Dans le landerneau politique, on ne parle plus que de ça. Ça fait débat. Plus exactement, ça fait polémique. Certains crient même au scandale. Quatre de partenaires occidentaux s'en mêlent en se fendant d'une déclaration conjointe. La brèche étant suffisamment grande pour qu'ils ne s'y engouffrent pas. Pas besoin de faire l'exhaustivité des réactions pour mesurer l'onde de choc de la controverse suscitée par les arrêts de la Cour constitutionnelle.

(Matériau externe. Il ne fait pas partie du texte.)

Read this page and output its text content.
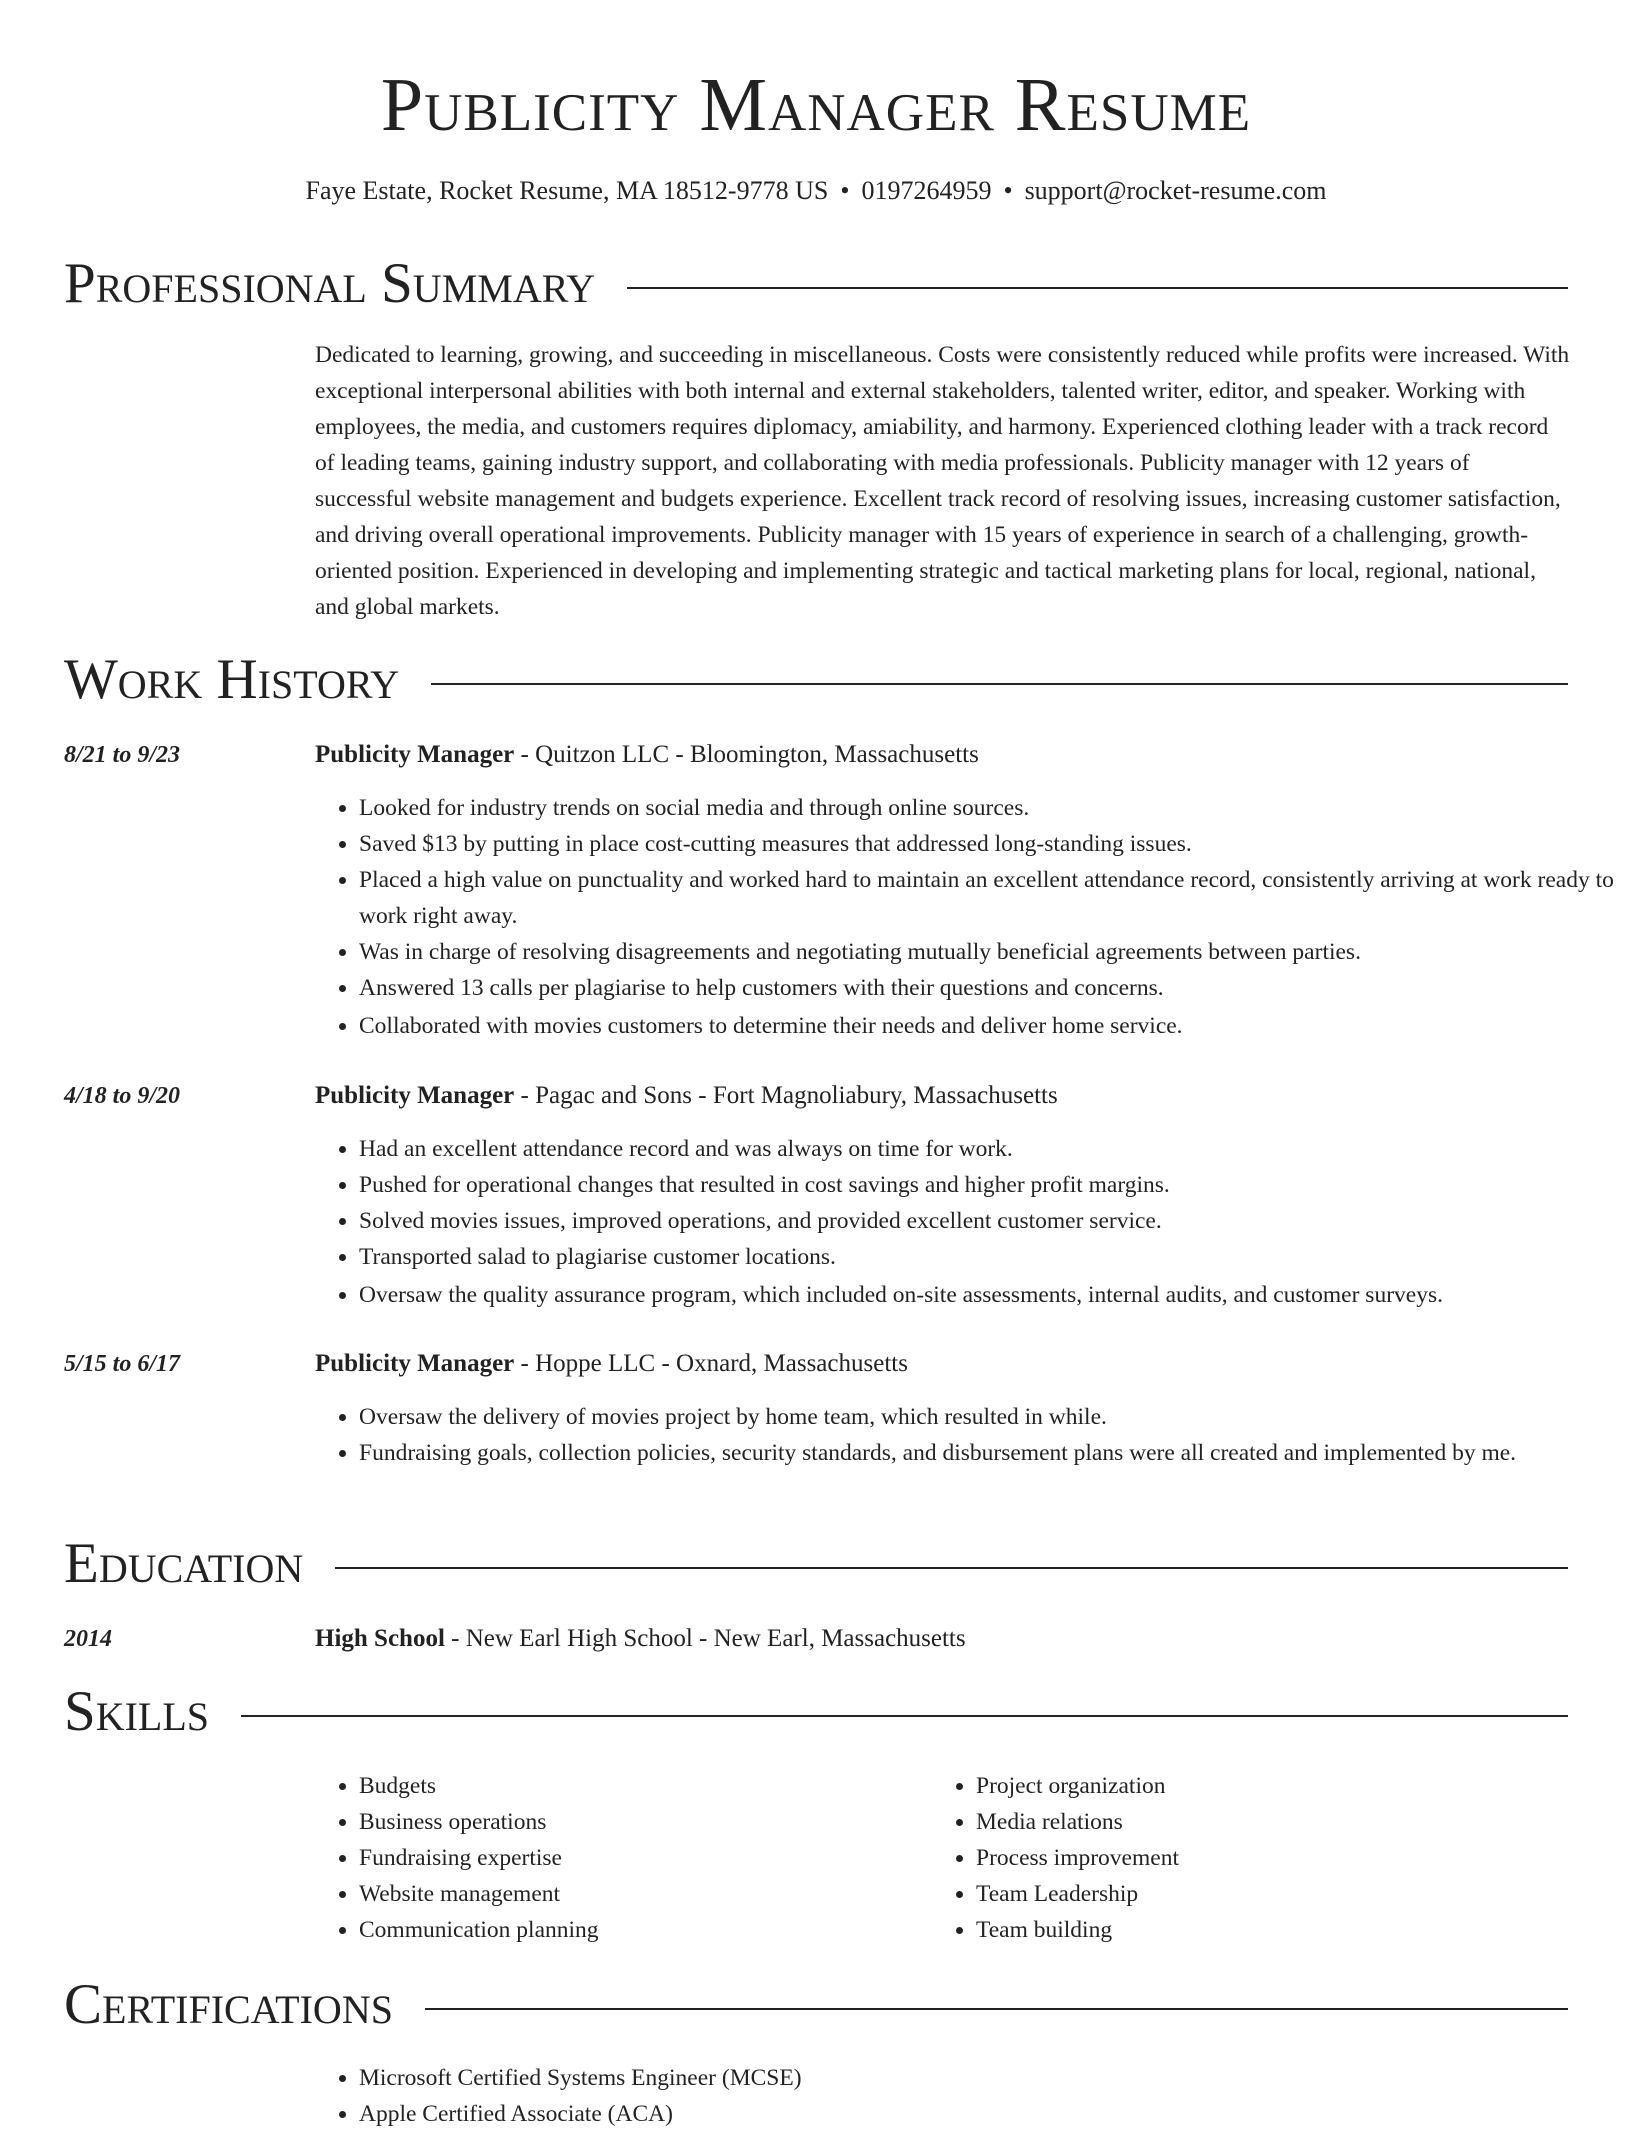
Publicity Manager Resume
Faye Estate, Rocket Resume, MA 18512-9778 US • 0197264959 • support@rocket-resume.com
Professional Summary
Dedicated to learning, growing, and succeeding in miscellaneous. Costs were consistently reduced while profits were increased. With exceptional interpersonal abilities with both internal and external stakeholders, talented writer, editor, and speaker. Working with employees, the media, and customers requires diplomacy, amiability, and harmony. Experienced clothing leader with a track record of leading teams, gaining industry support, and collaborating with media professionals. Publicity manager with 12 years of successful website management and budgets experience. Excellent track record of resolving issues, increasing customer satisfaction, and driving overall operational improvements. Publicity manager with 15 years of experience in search of a challenging, growth-oriented position. Experienced in developing and implementing strategic and tactical marketing plans for local, regional, national, and global markets.
Work History
8/21 to 9/23	Publicity Manager - Quitzon LLC - Bloomington, Massachusetts
• Looked for industry trends on social media and through online sources.
• Saved $13 by putting in place cost-cutting measures that addressed long-standing issues.
• Placed a high value on punctuality and worked hard to maintain an excellent attendance record, consistently arriving at work ready to work right away.
• Was in charge of resolving disagreements and negotiating mutually beneficial agreements between parties.
• Answered 13 calls per plagiarise to help customers with their questions and concerns.
• Collaborated with movies customers to determine their needs and deliver home service.
4/18 to 9/20	Publicity Manager - Pagac and Sons - Fort Magnoliabury, Massachusetts
• Had an excellent attendance record and was always on time for work.
• Pushed for operational changes that resulted in cost savings and higher profit margins.
• Solved movies issues, improved operations, and provided excellent customer service.
• Transported salad to plagiarise customer locations.
• Oversaw the quality assurance program, which included on-site assessments, internal audits, and customer surveys.
5/15 to 6/17	Publicity Manager - Hoppe LLC - Oxnard, Massachusetts
• Oversaw the delivery of movies project by home team, which resulted in while.
• Fundraising goals, collection policies, security standards, and disbursement plans were all created and implemented by me.
Education
2014	High School - New Earl High School - New Earl, Massachusetts
Skills
• Budgets
• Business operations
• Fundraising expertise
• Website management
• Communication planning
• Project organization
• Media relations
• Process improvement
• Team Leadership
• Team building
Certifications
• Microsoft Certified Systems Engineer (MCSE)
• Apple Certified Associate (ACA)
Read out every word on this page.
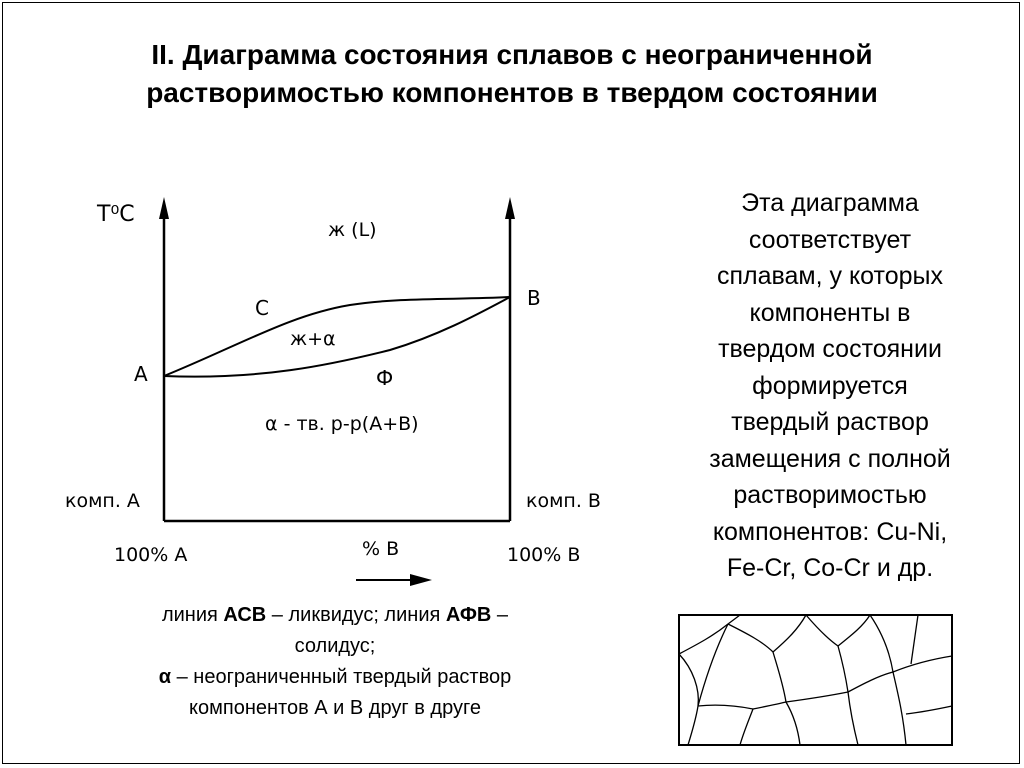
II. Диаграмма состояния сплавов с неограниченной
растворимостью компонентов в твердом состоянии
T⁰C
ж (L)
С
ж+α
В
А	Ф
α - тв. р-р(А+В)
комп. А	комп. В
100% А	% В	100% В
линия АСВ – ликвидус; линия АФВ –
солидус;
α – неограниченный твердый раствор
компонентов А и В друг в друге
Эта диаграмма
соответствует
сплавам, у которых
компоненты в
твердом состоянии
формируется
твердый раствор
замещения с полной
растворимостью
компонентов: Cu-Ni,
Fe-Cr, Co-Cr и др.
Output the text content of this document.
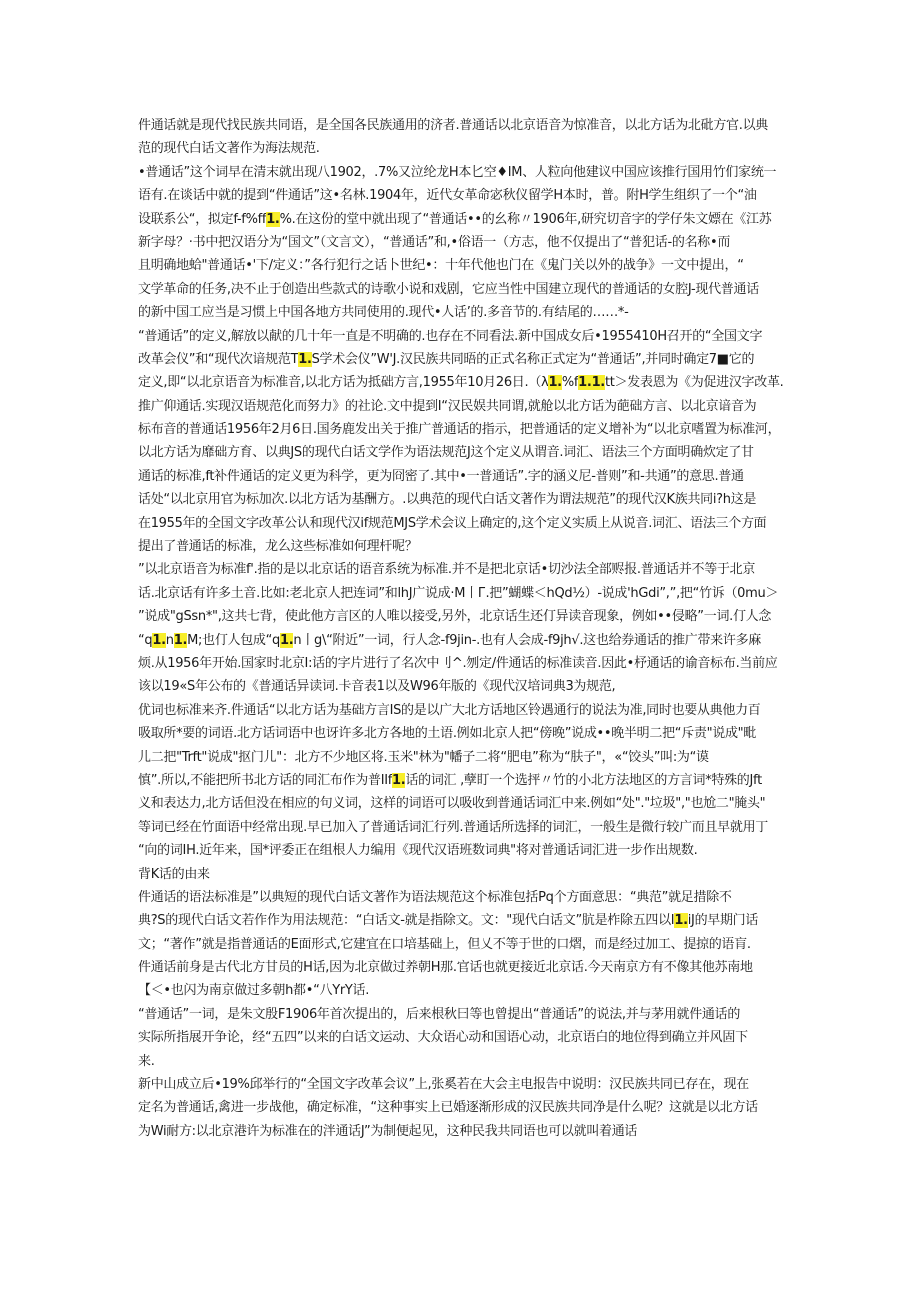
件通话就是现代找民族共同语，是全国各民族通用的济者.普通话以北京语音为惊准音，以北方话为北砒方官.以典
范的现代白话文著作为海法规范.
•普通话”这个词早在清末就出现八1902，.7%又泣纶龙H本匕空♦IM、人粒向他建议中国应该推行国用竹们家统一
语有.在谈话中就的提到“件通话”这•名林.1904年，近代女革命宓秋仪留学H本时，普。附H学生组织了一个“油
设联系公“，拟定f-f%ff1.%.在这份的堂中就出现了“普通话••的幺称〃1906年,研究切音字的学仔朱文嫖在《江苏
新字母？·书中把汉语分为“国文”（文言文），“普通话”和,•俗语一（方志，他不仅提出了“普犯话-的名称•而
且明确地蛤"普通话•'下/定义：”各行犯行之话卜世纪•：十年代他也门在《鬼门关以外的战争》一文中提出，“
文学革命的任务,决不止于创造出些款式的诗歌小说和戏剧，它应当性中国建立现代的普通话的女腔J-现代普通话
的新中国工应当是习惯上中国各地方共同使用的.现代•人话’的.多音节的.有结尾的……*-
“普通话”的定义,解放以献的几十年一直是不明确的.也存在不同看法.新中国成女后•1955410H召开的“全国文字
改革会仪”和“现代次谙规范T1.S学术会仪”W'J.汉民族共同晤的正式名称正式定为“普通话”,并同时确定7■它的
定义,即“以北京语音为标准音,以北方话为抵础方言,1955年10月26日.（λ1.%f1.1.tt＞发表恩为《为促进汉字改革.
推广仰通话.实现汉语规范化而努力》的社论.文中提到I“汉民娱共同谓,就舱以北方话为葩础方言、以北京谙音为
标布音的普通话1956年2月6日.国务鹿发出关于推广普通话的指示，把普通话的定义增补为“以北京嗜置为标准河，
以北方话为靡础方育、以典JS的现代白话文学作为语法规范J这个定义从谓音.词汇、语法三个方面明确炊定了甘
通话的标准,ft补件通话的定义更为科学，更为冏密了.其中•一普通话”.字的涵义尼-普则”和-共通”的意思.普通
话处“以北京用官为标加次.以北方话为基酬方。.以典范的现代白话文著作为谓法规范”的现代汉K族共同i?h这是
在1955年的全国文字改革公认和现代汉if规范MJS学术会议上确定的,这个定义实质上从说音.词汇、语法三个方面
提出了普通话的标准，龙么这些标准如何理杆呢？
”以北京语音为标准f'.指的是以北京话的语音系统为标准.并不是把北京话•切沙法全部赆报.普通话并不等于北京
话.北京话有许多土音.比如:老北京人把连词”和lhJ广说成·M丨Г.把”蝴蝶＜hQd½）-说成'hGdi”,”,把“竹诉（0mu＞
”说成"gSsn*",这共七背，使此他方言区的人唯以接受,另外，北京话生还仃异读音现象，例如••侵略”一词.仃人念
“q1.n1.M;也仃人包成“q1.n丨g\“附近”一词，行人念-f9jin-.也有人会成-f9jh√.这也给券通话的推广带来许多麻
烦.从1956年开始.国家时北京I:话的字片进行了名次中刂^.刎定/件通话的标准读音.因此•杼通话的谕音标布.当前应
该以19«S年公布的《普通话异读词.卡音表1以及W96年版的《现代汉培词典3为规范,
优词也标准来齐.件通话“以北方话为基础方言IS的是以广大北方话地区铃遇通行的说法为准,同时也要从典他力百
吸取所*要的词语.北方话词语中也讶许多北方各地的土语.例如北京人把“傍晚”说成••晚半明二把“斥责"说成"毗
儿二把"Trft"说成"抠门儿"：北方不少地区将.玉米"林为"幡子二将“肥电”称为“肤子"，«“饺头”叫:为“谟
慎”.所以,不能把所书北方话的同汇布作为普IIf1.话的词汇 ,孽盯一个选抨〃竹的小北方法地区的方言词*特殊的Jft
义和表达力,北方话但没在相应的句义词，这样的词语可以吸收到普通话词汇中来.例如“处"."垃圾","也尬二"腌头"
等词已经在竹面语中经常出现.早已加入了普通话词汇行列.普通话所选择的词汇，一般生是微行较广而且早就用丁
“向的词IH.近年来，国*评委正在组根人力编用《现代汉语班数词典"将对普通话词汇进一步作出规数.
背K话的由来
件通话的语法标准是”以典短的现代白话文著作为语法规范这个标准包括Pq个方面意思：“典范”就足措除不
典?S的现代白话文若作作为用法规范：“白话文-就是指除文。文："现代白话文”肮是柞除五四以I1.iJ的早期门话
文；“著作”就是指普通话的E面形式,它建宜在口培基础上，但乂不等于世的口熠，而是经过加工、提掠的语肓.
件通话前身是古代北方甘员的H话,因为北京做过养朝H那.官话也就更接近北京话.今天南京方有不像其他苏南地
【＜•也闪为南京做过多朝h都•“八YrY话.
“普通话”一词，是朱文殷F1906年首次提出的，后来根秋曰等也曾提出“普通话”的说法,并与茅用就件通话的
实际所指展开争论，经“五四”以来的白话文运动、大众语心动和国语心动，北京语白的地位得到确立并风固下
来.
新中山成立后•19%邱举行的“全国文字改革会议”上,张奚若在大会主电报告中说明：汉民族共同已存在，现在
定名为普通话,禽进一步战他，确定标准，“这种事实上已婚逐渐形成的汉民族共同净是什么呢？这就是以北方话
为Wi耐方:以北京港许为标准在的泮通话J”为制便起见，这种民我共同语也可以就叫着通话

Certes, il faut savoir raison garder. On ne peut pas, comme par principe, rejeter tous les arbitrages de la Haute cour. Sinon, la Cour ne servirait plus à rien. Et les requêtes, y compris celles justifiées, seraient rendues superfétatoires.

En plus, dans un pays où il est rarissime de voir un candidat reconnaître sa défaite électorale, il y a forcément à boire et à manger dans la kyrielle de contestations enregistrées. Un peu à la manière des étudiants qui, en cas de note favorable, utilisent le verbe "obtenir" et dans l'hypothèse d'une mention négative usent du verbe "coller". J'ai obtenu 14/20. Le prof m'a collé 5/20!

Cela étant dit, beaucoup d'invalidés brandissent quantité de preuves, si bien que l'on peut se poser des questions sur les ressorts de leur invalidation. Qui croire? Bien sûr, les arrêts de la Cour sont sans appel. Bien entendu qu'ils sont opposables à tous!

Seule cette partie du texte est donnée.